Based on their experiments, the researchers suggest that somatostatin is fine-tuning the circuits in the prefrontal cortex to promote certain behaviors—specifically risk-taking, exploration, and decision making—over others.
“We know that this region of the brain drives higher-order behaviors and decision making in humans as well, and that somatostatin is related to several human neuropsychiatric disorders,” Crowley said. “As we continue to explore the function of somatostatin, we hope a better understanding of its role will help drive the development of new ways to treat these diseases where its expression might be reduced.”

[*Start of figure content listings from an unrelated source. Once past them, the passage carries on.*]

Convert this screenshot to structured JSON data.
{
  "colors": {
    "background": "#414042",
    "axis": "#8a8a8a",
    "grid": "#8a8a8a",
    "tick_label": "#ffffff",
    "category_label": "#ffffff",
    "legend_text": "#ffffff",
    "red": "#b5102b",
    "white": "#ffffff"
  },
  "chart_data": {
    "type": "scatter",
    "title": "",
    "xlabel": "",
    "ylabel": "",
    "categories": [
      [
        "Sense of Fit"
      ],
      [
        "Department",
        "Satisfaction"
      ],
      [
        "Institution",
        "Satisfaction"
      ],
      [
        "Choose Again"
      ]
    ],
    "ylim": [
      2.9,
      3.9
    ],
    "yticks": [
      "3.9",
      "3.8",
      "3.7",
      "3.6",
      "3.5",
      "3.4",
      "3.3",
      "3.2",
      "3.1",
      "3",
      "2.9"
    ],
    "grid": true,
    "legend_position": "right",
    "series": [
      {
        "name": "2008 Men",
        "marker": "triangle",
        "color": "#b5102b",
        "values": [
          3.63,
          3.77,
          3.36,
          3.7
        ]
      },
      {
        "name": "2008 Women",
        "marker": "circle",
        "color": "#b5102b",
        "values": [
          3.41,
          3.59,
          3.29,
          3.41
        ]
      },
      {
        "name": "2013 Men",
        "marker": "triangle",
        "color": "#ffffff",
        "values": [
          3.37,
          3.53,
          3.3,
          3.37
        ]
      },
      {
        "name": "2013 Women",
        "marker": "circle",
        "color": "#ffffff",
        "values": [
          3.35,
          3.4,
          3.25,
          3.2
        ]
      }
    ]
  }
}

In addition to Crowley, the research team at Penn State includes Dakota F. Brockway, who completed his doctorate in neuroscience at Penn State in 2023 and is a current postdoctoral researcher; Keith R. Griffith, a research technician; J. Brody Moyer, an undergraduate student; Grace C. Smith, a graduate student; Nigel C. Dao, a research technician; Md Shakhawat Hossain, a graduate student, and Patrick J. Drew, professor of engineering science and mechanics, neurosurgery, biomedical engineering, and biology, and associate director of the Penn State Neuroscience Institute. The research team also included Chloe M. Aloimonos and Thomas T. Clarity, postbaccalaureate fellows at the National Institutes of Health; Joshua A. Gordon, director of the National Institute of Mental Health and chief of the Integrative Neuroscience Section at the National Institute of Neurologic Disorders and Stroke; and David A. Kupferschmidt, lead scientist of the Integrative Neuroscience Section at the National Institute of Neurological Disorders and Stroke.
The U.S. National Institutes of Health and the National Institute of Neurological Disorders and Stroke Intramural Research Program funded this research. The Huck Institutes of the Life Sciences at Penn State provided additional support.